Tolong Pak Jokowi! Harga Cabe-cabean Mahal Sekali...

Hidayat Setiaji, CNBC Indonesia
06 December 2021 11:24
Penjualan Cabe Rawit di Pasar Kramat Jati
Foto: Penjualan Cabe Rawit di Pasar Kramat Jati, Jakarta. (CNBC Indonesia/ Tri Susilo)

Jakarta, CNBC Indonesia - Harga sejumlah kebutuhan pangan bergerak naik. Sepertinya ancaman inflasi, yang dikhawatirkan Presiden Joko Widodo (Jokowi) dan Menteri Keuangan Sri Mulyani Indrawati, nyata adanya.

Bank Indonesia (BI) melalui Survei Pemantauan Harga (SPH) hingga minggu I memperkirakan inflasi Desember 2021 sebesar 0,25% dibandingkan bulan sebelumnya (month-to-month/mtm). Ini membuat inflasi sepanjang 2021 menjadi 1,55%.

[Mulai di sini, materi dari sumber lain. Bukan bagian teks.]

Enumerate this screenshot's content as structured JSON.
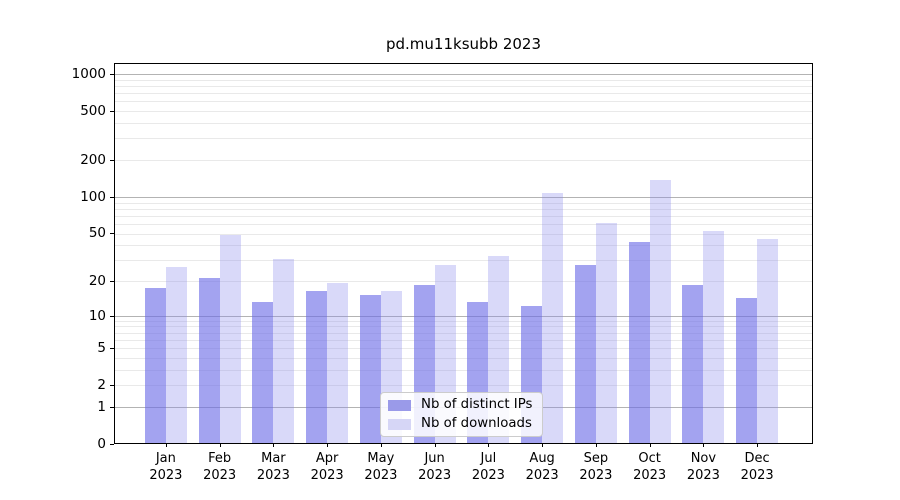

"Penyumbang utama inflasi Desember 2021 sampai dengan minggu I yaitu komoditas cabai rawit dan minyak goreng masing-masing sebesar 0,04% (mtm), cabai merah sebesar (0,02%) mtm, telur ayam ras, sawi hijau, kangkung, sabun detergen bubuk dan tarif angkutan udara masing-masing sebesar 0,01% (mtm)," sebut keterangan tertulis BI, akhir pekan lalu.

Mengutip catatan Pusat Informasi Harga Pangan Strategis (PIHPS), adalah harga cabai-cabaian yang bergerak naik. Per 6 Desember 2021, harga rata-rata nasional cabai merah keriting adalah Rp 45.600/kg. Naik 9,75% dibandingkan sebulan sebelumnya.

Kemudian harga cabai rawit hijau pada 6 Desember 2021 ada di Rp 49.900/kg. Melejit 53,3% dalam sebulan. Wow...

Ada lagi cabai rawit merah. Pada 6 Desember 2021, harganya ada di Rp 65.100/kg. Meroket 82,86% selama sebulan terakhir. Luar biasa...

Minyak goreng, yang bulan lalu jadi biang kerok inflasi, masih saja menebar teror. Per 6 Desember 2021, harga minyak goreng kemasan bermerk adalah Rp 19.700/kg. Naik 7,36% dibandingkan sebulan sebelumnya.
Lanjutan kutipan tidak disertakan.